BMJ 2012; 345 doi: https://doi.org/10.1136/bmj.e7545 (Published 07 November 2012) Cite this as: BMJ 2012;345:e7545
  1. Edward Davies, US news and features editor
  1. edavies{at}bmj.com

It’s taken a historical hurricane and a presidential election to remove the recent meningitis outbreak from the newspaper headlines, but if you thought it had gone away you’d be very wrong.

The outbreak was caused by the mass production of a tainted methylprednisolone injectable used to treat hundreds of patients for back and joint problems all over the United States. The worst hit state, Tennessee, is counting 12 deaths and 78 infections at the time of writing this and in total there have now been 30 deaths and well over 419 cases across the country.

These are very unlikely to be the final figures.

At the center of the outbreak is the town of Framingham in Massachusetts, and particularly the New England Compounding Center (NECC), located there. The NECC is the compounding pharmacy suspected of producing and distributing the tainted drugs, and it has ceased all production since the outbreak started.

Many doctors will not have thought much about the role of compounding pharmacies before, let alone been aware that the drugs they were prescribing came from one.

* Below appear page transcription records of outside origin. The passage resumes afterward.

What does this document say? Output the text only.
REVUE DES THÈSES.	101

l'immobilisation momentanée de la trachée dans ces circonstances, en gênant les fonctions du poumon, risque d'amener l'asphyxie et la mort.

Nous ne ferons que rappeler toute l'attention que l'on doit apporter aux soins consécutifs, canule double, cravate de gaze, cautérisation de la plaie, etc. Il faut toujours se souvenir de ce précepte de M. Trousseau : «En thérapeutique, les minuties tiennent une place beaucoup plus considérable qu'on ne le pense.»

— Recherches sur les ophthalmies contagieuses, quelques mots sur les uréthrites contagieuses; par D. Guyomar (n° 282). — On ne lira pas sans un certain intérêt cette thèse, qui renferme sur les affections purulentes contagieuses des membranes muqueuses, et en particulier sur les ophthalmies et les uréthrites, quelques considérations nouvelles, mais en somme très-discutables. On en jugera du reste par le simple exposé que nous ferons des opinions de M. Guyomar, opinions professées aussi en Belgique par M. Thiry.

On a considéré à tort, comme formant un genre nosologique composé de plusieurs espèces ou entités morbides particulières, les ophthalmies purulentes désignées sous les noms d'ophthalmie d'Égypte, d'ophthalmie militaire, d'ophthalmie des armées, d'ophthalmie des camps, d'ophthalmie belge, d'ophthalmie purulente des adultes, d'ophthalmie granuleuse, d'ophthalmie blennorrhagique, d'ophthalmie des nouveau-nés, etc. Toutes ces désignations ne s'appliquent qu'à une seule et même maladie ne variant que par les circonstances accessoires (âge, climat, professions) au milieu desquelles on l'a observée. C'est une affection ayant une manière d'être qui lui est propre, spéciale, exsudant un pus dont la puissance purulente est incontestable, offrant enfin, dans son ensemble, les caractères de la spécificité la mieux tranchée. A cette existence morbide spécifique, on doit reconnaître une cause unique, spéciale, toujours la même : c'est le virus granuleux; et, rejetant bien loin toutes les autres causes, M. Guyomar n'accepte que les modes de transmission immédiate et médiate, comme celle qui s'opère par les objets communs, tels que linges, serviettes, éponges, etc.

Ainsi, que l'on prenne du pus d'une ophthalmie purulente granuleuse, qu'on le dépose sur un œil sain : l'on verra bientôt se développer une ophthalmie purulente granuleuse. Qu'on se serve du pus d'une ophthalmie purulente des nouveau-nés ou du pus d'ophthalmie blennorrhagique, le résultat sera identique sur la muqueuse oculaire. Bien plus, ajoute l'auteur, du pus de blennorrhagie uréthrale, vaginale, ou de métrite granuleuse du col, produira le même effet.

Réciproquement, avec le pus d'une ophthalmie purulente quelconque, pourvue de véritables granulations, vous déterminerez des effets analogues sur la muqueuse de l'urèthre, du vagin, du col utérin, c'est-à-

But this outbreak has forced these pharmacies such as the NECC into the spotlight and asked some very tough questions about their role and regulation.

This week Allen Shaughnessy looks at precisely that—the role and regulation of compounding pharmacies—to understand how an outbreak like this can happen, and how it might be prevented in the future (doi:10.1136/bmj.e7432).

For 419 patients, and counting, this article comes too late. To stop any such future outbreaks, this subject and this feature, can’t be looked at too soon.